Mano negra

Dopo 3 giorni di viaggi in scooter spesi a pensare a qualcosa di intelligente da dire sul triste episodio di Diop Mamemor, il ragazzo senegalese morto Venerdi scorso, non mi veniva in mente nulla. Avevo quasi abbandonato l’idea di scrivere qualcosa, i miei pensieri erano divisi perfettamente a metà, a favore e contro gli immigrati. Insomma, questa mattina avevo in programma di rinnovare il passaporto. A Sanremo l’ufficio passaporti condivide la sala d’attesa con l’ufficio immigrazione.Il piantone chiude la porta dietro di me relegando una 15 di persone in una stanza di meno di 20 metri quadrati.

– Non riusciamo a climatizzare gli uffici se tenete la porta aperta!

La confusione tra italiani che richiedevano il passaporto e immigrati che chiedono il visto o altre informazioni è notevole, così come gli accenti e le lingue che si mescolano in un’unica incomprensibile lingua. Il piantone riporta la calma, decide che è il momento di dividere gli italiani per la pratica di passaporto e gli stranieri, per visti e permessi di soggiorno.

Per chi non mi conosce, sono un ragazzo molto figo ma condivido alcuni tratti somatici con le popolazioni del mediteranno nord-africano (Tunisino? Algerino?).  Complice un’abbronzatura smagliante (che mi rende ancora più figo) vengo messo in fila con gli immigrati. Non dico niente, mi sistemo in fila per richiedere il visto. Volevo stare un po’ con loro. Ad un tratto non riuscivo più bene a distinguere il senso di chi è immigrato e chi non lo è.  Ero un italiano in mezzo a mille stranieri, ero un immigrato.

– Mi sfugge il concetto di immigrato… – dissi alla mia coscienza.

– In che senso?
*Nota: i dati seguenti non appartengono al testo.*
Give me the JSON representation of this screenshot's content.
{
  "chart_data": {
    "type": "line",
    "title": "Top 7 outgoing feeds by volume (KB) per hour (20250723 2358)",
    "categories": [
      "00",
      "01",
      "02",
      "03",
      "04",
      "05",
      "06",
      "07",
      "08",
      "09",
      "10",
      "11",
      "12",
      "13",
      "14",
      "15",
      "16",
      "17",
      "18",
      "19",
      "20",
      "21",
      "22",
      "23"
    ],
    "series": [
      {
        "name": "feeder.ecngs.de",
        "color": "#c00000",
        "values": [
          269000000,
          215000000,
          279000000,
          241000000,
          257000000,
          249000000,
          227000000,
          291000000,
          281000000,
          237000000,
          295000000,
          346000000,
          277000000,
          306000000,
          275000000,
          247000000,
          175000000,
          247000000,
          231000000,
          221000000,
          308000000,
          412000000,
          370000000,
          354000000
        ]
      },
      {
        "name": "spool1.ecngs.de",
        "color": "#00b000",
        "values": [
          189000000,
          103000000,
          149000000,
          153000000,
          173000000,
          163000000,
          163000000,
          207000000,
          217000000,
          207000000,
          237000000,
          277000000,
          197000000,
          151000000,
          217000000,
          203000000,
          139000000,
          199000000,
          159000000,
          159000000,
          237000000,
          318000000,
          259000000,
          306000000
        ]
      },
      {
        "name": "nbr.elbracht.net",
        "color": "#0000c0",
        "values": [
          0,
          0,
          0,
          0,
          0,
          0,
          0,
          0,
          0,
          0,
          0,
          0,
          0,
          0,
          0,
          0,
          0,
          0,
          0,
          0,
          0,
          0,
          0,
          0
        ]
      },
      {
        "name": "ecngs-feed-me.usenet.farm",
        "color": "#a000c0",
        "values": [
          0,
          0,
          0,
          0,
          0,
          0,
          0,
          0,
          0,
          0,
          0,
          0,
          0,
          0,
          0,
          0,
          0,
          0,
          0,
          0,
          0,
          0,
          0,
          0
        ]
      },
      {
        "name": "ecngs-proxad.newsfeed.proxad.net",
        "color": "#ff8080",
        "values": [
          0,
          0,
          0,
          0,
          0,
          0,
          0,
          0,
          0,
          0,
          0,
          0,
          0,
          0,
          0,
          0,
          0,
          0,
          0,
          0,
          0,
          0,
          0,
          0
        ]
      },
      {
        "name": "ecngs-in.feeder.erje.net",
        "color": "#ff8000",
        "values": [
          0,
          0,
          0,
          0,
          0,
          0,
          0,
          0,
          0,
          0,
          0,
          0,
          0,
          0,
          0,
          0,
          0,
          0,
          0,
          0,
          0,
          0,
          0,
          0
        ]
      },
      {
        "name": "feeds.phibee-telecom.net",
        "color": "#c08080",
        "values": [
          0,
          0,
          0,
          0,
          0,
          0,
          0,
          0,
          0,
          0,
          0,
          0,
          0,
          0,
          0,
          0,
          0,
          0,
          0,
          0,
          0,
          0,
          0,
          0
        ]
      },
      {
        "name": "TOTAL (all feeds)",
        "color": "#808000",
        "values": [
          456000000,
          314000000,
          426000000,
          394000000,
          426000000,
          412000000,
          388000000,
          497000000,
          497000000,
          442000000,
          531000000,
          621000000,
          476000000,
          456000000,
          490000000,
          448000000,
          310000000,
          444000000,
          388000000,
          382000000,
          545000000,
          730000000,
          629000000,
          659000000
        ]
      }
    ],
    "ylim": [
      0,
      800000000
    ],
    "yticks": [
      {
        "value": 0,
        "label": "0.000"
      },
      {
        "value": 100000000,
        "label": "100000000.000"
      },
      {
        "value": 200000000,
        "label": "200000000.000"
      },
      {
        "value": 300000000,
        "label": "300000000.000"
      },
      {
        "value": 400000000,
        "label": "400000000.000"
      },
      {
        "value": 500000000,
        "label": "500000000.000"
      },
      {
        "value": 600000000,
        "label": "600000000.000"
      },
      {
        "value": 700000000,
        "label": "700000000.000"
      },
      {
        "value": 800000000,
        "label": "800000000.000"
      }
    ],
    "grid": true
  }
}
Spiega… – rispose.

– Cioè, se io al mattino prendo lo scooter e da Ventimiglia vado a Sanremo sono un immigrato?

-No.

– E se prendo lo scooter e vado a New York?

– Se ci riesci, sei un immigrato.

– E se prendo lo scooter e vado a Mentone?

– Anche.

– Ma siamo esseri umani… Prefetti a parte intendo!

– Sei immigrato quando quelli del posto ti guardano diversamente, perché fai paura…

– Quindi questo è l’ufficio che filtra la paura?

– Una specie…

E’ ormai il mio turno, voglio stare ancora un po’ in coda con loro, a parlare con me stesso. Faccio cenno a chi sta dietro di me che poteva passare. Non dico niente, non posso parlare con loro e non voglio esprimermi in italiano. Hanno fretta, come se fossero italiani alle poste. Arrivati all’ufficio si sono resi conto che avevano tutti appuntamento alle 9 e che quindi, non c’era nessun appuntamento. C’era la fila. E un immigrato che li fa passare, inspiegabilmente, avanti.

Se non fai il test di italiano non ti danno il permesso di soggiorno.

Se non hai il pollice sinistro nemmeno.

Rimango ancora un po’ lì con loro, a guardarli, a osservarli. Non fanno paura, almeno, non più di quanta sembrano averne loro della nostra burocrazia. Esco dall’ufficio che filtra la paura e me vado a lavorare. Senza passaporto. Con Manu Chao in testa. Ciao Diop, a presto.